Because the UK court’s conclusions are part of the record the New York judge is considering, a contradiction is now looming in the evidence on either side of the Atlantic. If Lebedev has been telling the truth in London, his New York claims are discredited and likely to be tossed out of court within weeks. If Scarpulla agrees with Hirst that Lebedev hasn’t been telling the truth in London, she must now rule whether credible evidence remains for the New York court to adjudicate. But that, Lebedev’s lawyer told Scarpulla on May 1, is an “ improper” issue.

Because Lebedev has applied for the argument to be conducted behind closed doors, lawyers for the two sides cannot comment.

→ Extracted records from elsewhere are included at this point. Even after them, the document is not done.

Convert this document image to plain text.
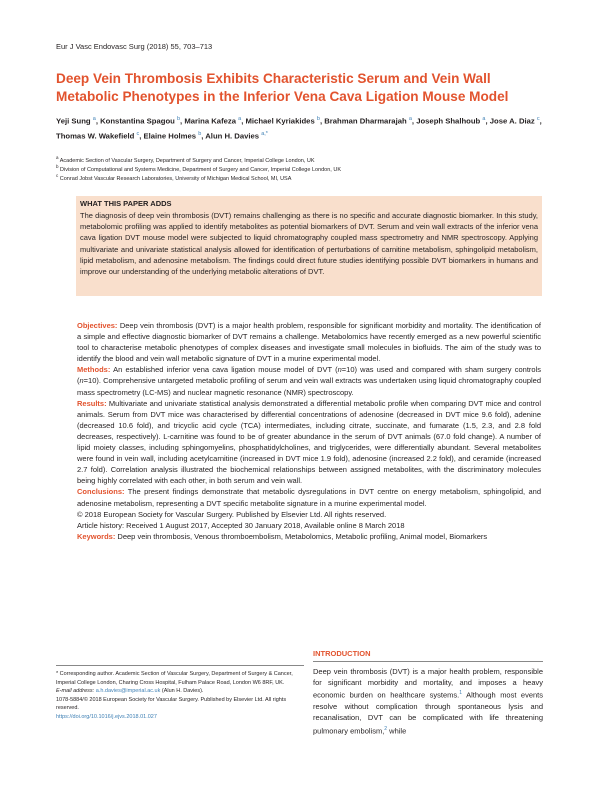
Eur J Vasc Endovasc Surg (2018) 55, 703–713
Deep Vein Thrombosis Exhibits Characteristic Serum and Vein Wall Metabolic Phenotypes in the Inferior Vena Cava Ligation Mouse Model
Yeji Sung $^a$, Konstantina Spagou $^b$, Marina Kafeza $^a$, Michael Kyriakides $^b$, Brahman Dharmarajah $^a$, Joseph Shalhoub $^a$, Jose A. Diaz $^c$, Thomas W. Wakefield $^c$, Elaine Holmes $^b$, Alun H. Davies $^{a,*}$
$^a$ Academic Section of Vascular Surgery, Department of Surgery and Cancer, Imperial College London, UK
$^b$ Division of Computational and Systems Medicine, Department of Surgery and Cancer, Imperial College London, UK
$^c$ Conrad Jobst Vascular Research Laboratories, University of Michigan Medical School, MI, USA
WHAT THIS PAPER ADDS
The diagnosis of deep vein thrombosis (DVT) remains challenging as there is no specific and accurate diagnostic biomarker. In this study, metabolomic profiling was applied to identify metabolites as potential biomarkers of DVT. Serum and vein wall extracts of the inferior vena cava ligation DVT mouse model were subjected to liquid chromatography coupled mass spectrometry and NMR spectroscopy. Applying multivariate and univariate statistical analysis allowed for identification of perturbations of carnitine metabolism, sphingolipid metabolism, lipid metabolism, and adenosine metabolism. The findings could direct future studies identifying possible DVT biomarkers in humans and improve our understanding of the underlying metabolic alterations of DVT.

Objectives: Deep vein thrombosis (DVT) is a major health problem, responsible for significant morbidity and mortality. The identification of a simple and effective diagnostic biomarker of DVT remains a challenge. Metabolomics have recently emerged as a new powerful scientific tool to characterise metabolic phenotypes of complex diseases and investigate small molecules in biofluids. The aim of the study was to identify the blood and vein wall metabolic signature of DVT in a murine experimental model.

Methods: An established inferior vena cava ligation mouse model of DVT (n=10) was used and compared with sham surgery controls (n=10). Comprehensive untargeted metabolic profiling of serum and vein wall extracts was undertaken using liquid chromatography coupled mass spectrometry (LC-MS) and nuclear magnetic resonance (NMR) spectroscopy.

Results: Multivariate and univariate statistical analysis demonstrated a differential metabolic profile when comparing DVT mice and control animals. Serum from DVT mice was characterised by differential concentrations of adenosine (decreased in DVT mice 9.6 fold), adenine (decreased 10.6 fold), and tricyclic acid cycle (TCA) intermediates, including citrate, succinate, and fumarate (1.5, 2.3, and 2.8 fold decreases, respectively). L-carnitine was found to be of greater abundance in the serum of DVT animals (67.0 fold change). A number of lipid moiety classes, including sphingomyelins, phosphatidylcholines, and triglycerides, were differentially abundant. Several metabolites were found in vein wall, including acetylcarnitine (increased in DVT mice 1.9 fold), adenosine (increased 2.2 fold), and ceramide (increased 2.7 fold). Correlation analysis illustrated the biochemical relationships between assigned metabolites, with the discriminatory molecules being highly correlated with each other, in both serum and vein wall.

Conclusions: The present findings demonstrate that metabolic dysregulations in DVT centre on energy metabolism, sphingolipid, and adenosine metabolism, representing a DVT specific metabolite signature in a murine experimental model.

© 2018 European Society for Vascular Surgery. Published by Elsevier Ltd. All rights reserved.

Article history: Received 1 August 2017, Accepted 30 January 2018, Available online 8 March 2018

Keywords: Deep vein thrombosis, Venous thromboembolism, Metabolomics, Metabolic profiling, Animal model, Biomarkers

* Corresponding author. Academic Section of Vascular Surgery, Department of Surgery & Cancer, Imperial College London, Charing Cross Hospital, Fulham Palace Road, London W6 8RF, UK.

E-mail address: a.h.davies@imperial.ac.uk (Alun H. Davies).

1078-5884/© 2018 European Society for Vascular Surgery. Published by Elsevier Ltd. All rights reserved.

https://doi.org/10.1016/j.ejvs.2018.01.027

INTRODUCTION
Deep vein thrombosis (DVT) is a major health problem, responsible for significant morbidity and mortality, and imposes a heavy economic burden on healthcare systems.$^1$ Although most events resolve without complication through spontaneous lysis and recanalisation, DVT can be complicated with life threatening pulmonary embolism,$^2$ while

The evidence which has already surfaced in London and New York has not been missed by investigators in Moscow. Already Russian and Cyprus court records involving several hundred million Euros in claims against Lebedev by Commerzbank of Germany reveal the same trail of cut-out company names, including Imperium Nominees. In those court files, Lebedev claimed special exemption from testifying in Cyprus because of his status as a Russian senator. He has also testified that he has no Cyprus assets. The evidence now spilling out in both the UK and New York courts shows that isn’t true.

A request by the Russian authorities to MOKAS, their Cyprus counterpart for money-laundering investigations of Politically Exposed Persons (PEPSs), would produce definitive evidence – and put Lebedev’s London and New York claims in a light he cannot have intended. MOKAS says if Moscow asks, it’s happy to oblige.